江戸時代後期になるにしたがって善光寺への参詣者は増加し、権堂村や後町村までも町家が増え門前町としてひろがりを見せていた(「小野家日記」『善光寺史研究』所載。以下もこれによる)。それが善光寺地震によって壊滅的な被害をうけた。その後、嘉永三年(一八五〇)六月七日にも小地震があり、嘉永六年十二月にも地震があって、善光寺本堂の天蓋(てんがい)が破損した。震災後は生活苦の人びとが多かったとみえ、不穏の動きもみられる。嘉永三年四月二十八日、後町村鈴木八兵衛、三輪村清七の家の表に、「今井磯右衛門(いそえもん)・田川清七から金をしぼりとられ生活できぬので、四月二十八日ほら貝を合図に西は加茂宮、東は高土手に集まり、大勧進・大本願へ嘆願し、お聞き入れなければ御両寺、役人宅を打ちこわそう」という張り紙が張られた(『大鈴木家文書』)。このときは不穏な動きだけで、打ちこわしにはいたらなかった。
元治元年(文久四年、一八六四)十二月、善光寺町は幕府の道中奉行にたいし、ペリー来航以来諸大名の通行が多くなり難渋しているので、当分助郷(とうぶんすけごう)を取りやめてほしいと願いでている(『県史』③二〇二二)。このなかで町のようすについて、「元来極貧の町方のところ先年震災以来わけて窮迫(きゅうはく)つかまつり(中略)窮民ども取り続き兼ね、難渋の土地柄を見限り妻子一同町方立ちのき、または他村奉公稼ぎまかりいで、あるいは潰れにおよび候者多分出来(しゅったい)」と述べている。その日暮らしを強いられている人びとは食い扶持(ぶち)にも困るようなこともあり、困窮者にたいして米の安売りや施米(せまい)がおこなわれている。
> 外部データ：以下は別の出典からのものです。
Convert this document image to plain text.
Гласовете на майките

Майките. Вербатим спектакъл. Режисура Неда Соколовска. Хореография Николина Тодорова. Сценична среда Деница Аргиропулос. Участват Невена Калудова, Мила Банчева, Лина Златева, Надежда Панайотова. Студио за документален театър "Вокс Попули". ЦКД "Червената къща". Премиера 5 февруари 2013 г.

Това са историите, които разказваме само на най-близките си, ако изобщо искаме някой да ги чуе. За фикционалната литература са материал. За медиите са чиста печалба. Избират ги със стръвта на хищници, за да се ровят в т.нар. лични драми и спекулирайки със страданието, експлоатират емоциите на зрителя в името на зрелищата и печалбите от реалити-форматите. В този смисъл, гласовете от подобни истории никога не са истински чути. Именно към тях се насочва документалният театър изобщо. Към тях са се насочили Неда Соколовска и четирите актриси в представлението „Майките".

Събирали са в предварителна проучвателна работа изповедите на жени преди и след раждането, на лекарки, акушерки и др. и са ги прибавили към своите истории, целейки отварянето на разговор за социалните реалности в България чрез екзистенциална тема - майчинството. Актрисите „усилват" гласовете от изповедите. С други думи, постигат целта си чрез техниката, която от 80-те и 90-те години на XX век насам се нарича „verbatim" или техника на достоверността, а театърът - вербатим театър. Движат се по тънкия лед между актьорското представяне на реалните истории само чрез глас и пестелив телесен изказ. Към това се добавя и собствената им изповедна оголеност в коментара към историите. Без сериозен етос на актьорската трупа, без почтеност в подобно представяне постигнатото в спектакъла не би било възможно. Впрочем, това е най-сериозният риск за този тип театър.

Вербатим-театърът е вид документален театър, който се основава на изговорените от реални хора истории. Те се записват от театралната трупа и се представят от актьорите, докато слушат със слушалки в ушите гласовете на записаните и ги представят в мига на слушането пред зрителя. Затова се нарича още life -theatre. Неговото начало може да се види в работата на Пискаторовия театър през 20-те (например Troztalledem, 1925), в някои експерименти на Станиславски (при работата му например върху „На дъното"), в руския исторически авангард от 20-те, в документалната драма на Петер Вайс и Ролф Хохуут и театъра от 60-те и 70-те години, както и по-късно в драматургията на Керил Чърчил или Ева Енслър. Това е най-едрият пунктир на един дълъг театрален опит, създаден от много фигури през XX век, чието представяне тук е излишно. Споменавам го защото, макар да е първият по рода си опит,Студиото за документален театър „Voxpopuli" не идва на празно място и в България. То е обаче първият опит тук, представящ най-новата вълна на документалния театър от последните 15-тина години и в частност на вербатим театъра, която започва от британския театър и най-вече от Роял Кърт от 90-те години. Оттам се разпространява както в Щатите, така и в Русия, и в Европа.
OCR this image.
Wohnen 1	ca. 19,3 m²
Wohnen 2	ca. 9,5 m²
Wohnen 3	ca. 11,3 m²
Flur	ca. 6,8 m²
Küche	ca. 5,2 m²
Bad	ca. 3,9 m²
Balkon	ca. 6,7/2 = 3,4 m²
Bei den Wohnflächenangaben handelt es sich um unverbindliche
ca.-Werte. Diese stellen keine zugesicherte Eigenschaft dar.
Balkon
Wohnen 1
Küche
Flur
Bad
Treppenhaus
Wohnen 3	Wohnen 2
慶応二年(一八六六)五月には裾花川の大満水があったが、六月になると天気もよくなり米の値段も下がった(『市誌』⑬三五七)。しかし盆中からの冷気、八月十六日前夜から台風による大雨で米穀払底になった。穀屋仲間は、越後米を買い入れ小売りに差し支えないようにするとの請書を善光寺役所へ出している。同月、立町(たつまち)の町役人は善光寺役所へ拝借米願いを出している(西之門町 藤井一章蔵)。それによると、借地人のなかに極難渋者五四軒、一〇歳以上一三四人がいる。近ごろ米穀をはじめ諸色(しょしき)が高直(こうじき)になり、商売や日雇いなどが不景気で諸業も営業が困難なため、最合(もあい)(合力)もできかねる。どうか御用米を少しずつ拝借したいと述べている。十月、難渋者への安穀売りがはじめられ、後町村の鈴木八兵衛は米穀買い入れに金一〇両を拠出している(『大鈴木家文書』)。大門町の荒屋彦八方で米の安売りが十二月十八日まで隔日におこなわれ、二十日から二十五日までは毎日安売りし、二十八日は無料で一人二合五勺ずつあたえられている。十二月二十七日には代官今井磯右衛門宅で、極貧のものへ一人一升ずつ、一軒に銭五〇〇文ずつがあたえられた。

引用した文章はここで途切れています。